White spoke with a group of reporters on Thursday at the UFC offices in Las Vegas, and he once again blasted Jones and his trainer Greg Jackson in reaction to a few comments Jones made in recent weeks.
The first thing to draw White's ire was Jones saying he felt like a "piece of meat" during the UFC 151 situation. Jones made that comment in an interview with MMAFighting.com's Ariel Helwani, and White absolutely went off on that notion.
"The Jon Jones piece of meat f***ing thing. When I see him in f***ing Toronto, that's the first f***ing thing we're going to talk about," White said on Thursday (transcribed by MMAFighting.com. "Piece of meat? Give me a f***ing break."
"That sounds like something a male supermodel would say: I feel like a piece of meat out here," White mocked. "That pisses me off worse than f***ing canceling the event. I just heard that one today, Jim Rome told me that."
With a new comment to boil his blood, White addressed another issue Jones brought up: that White hasn't taken any responsibility for UFC 151's cancellation for him or the UFC. Instead, as Jones contended, he's successfully blamed everyone but him.
"Every time somebody asks me if I take responsibility for canceling UFC 151 on f***ing Twitter, it's like ' Yeah, how's it my fault?'" White said. "If somebody can even try to give me an idea of how that's my fault that 151 got canceled, I would love to hear it."
"Dan Henderson should have told me three weeks before that his f***ing knee was hurt, and maybe I could have saved it. And Jon Jones should have fought f***ing Chael Sonnen. And his f***ing goofy trainer should have kept his face shut."

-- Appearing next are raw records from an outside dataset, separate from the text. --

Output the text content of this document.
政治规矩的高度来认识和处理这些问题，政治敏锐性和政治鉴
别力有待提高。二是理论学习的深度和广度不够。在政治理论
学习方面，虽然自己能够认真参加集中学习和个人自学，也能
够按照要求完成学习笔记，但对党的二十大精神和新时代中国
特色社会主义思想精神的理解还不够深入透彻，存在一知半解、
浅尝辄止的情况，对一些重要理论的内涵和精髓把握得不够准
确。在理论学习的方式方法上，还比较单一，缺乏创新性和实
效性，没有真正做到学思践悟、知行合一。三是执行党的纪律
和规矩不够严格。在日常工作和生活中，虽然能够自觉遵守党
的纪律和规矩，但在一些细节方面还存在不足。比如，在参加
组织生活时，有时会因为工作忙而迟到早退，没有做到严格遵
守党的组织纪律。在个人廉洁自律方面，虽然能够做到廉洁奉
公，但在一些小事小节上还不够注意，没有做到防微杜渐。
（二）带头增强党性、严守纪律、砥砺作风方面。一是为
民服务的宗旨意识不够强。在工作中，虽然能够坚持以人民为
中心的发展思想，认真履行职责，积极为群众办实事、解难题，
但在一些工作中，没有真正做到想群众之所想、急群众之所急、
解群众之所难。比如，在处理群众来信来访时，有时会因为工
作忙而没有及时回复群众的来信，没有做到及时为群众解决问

Of course, White refers to Greg Jackson once again, whom he referred to as a "f***ing sport killer" during the UFC 151 cancellation press conference. He went even further on Thursday, ripping into Jackson once again and calling out what he feels is a bogus "family" mentality in that camp.
"The thing that drives me crazy about Greg Jackson is Greg Jackson has this whole little thing where he's the nicest guy in the world, the nicest guy you've ever met. Real quiet and humble. He's a f***ing hardcore businessman," White said. "That's what that guy is. He plays the whole thing with Jon and Rashad [Evans] and f***ing Jardine and all these guys 'We're all family, we're all brothers. We're a big family here and that's what we are. We won't fight each other because we're family.'
"You're not family. You train together. Yes they like each other. There's a lot of nice guys in MMA. Keith Jardine is one of the nicest guys you'll ever meet. Rashad is cool too. This sport is full of nice guys. [But Greg] plays this card with these guys... The only reason we even know who Greg Jackson is cause of f***ing Diego Sanchez. Diego Sanchez came out of his camp because of GSP. GSP wanted to come train at Jackson's camp and Diego was like f*** that s***. 'This is my house, man. I'm going to have to fight this guy one day.' What did Greg Jackson do? GSP is down there isn't he. You know why because he believed GSP would f***ing beat Diego Sanchez. He made a business decision. I will take him over him. What happened to f***ing family?"
He had one semi-decent thing to say about the fighters and their relationship with Jackson, but went back to brutally bashing Jackson and what he feels is a completely fabricated concept in the camp.
"Let me be fair. It's good to have a trainer whom you respect. To keep you in f***ing line, that you don't run the f***ing show," White said. "To keep you in order, and you respect him enough to run a camp. And have his f***ing together to keep your life organized and focused and ready for a f***ing fight and can breakdown [the fight] and do all this other stuff.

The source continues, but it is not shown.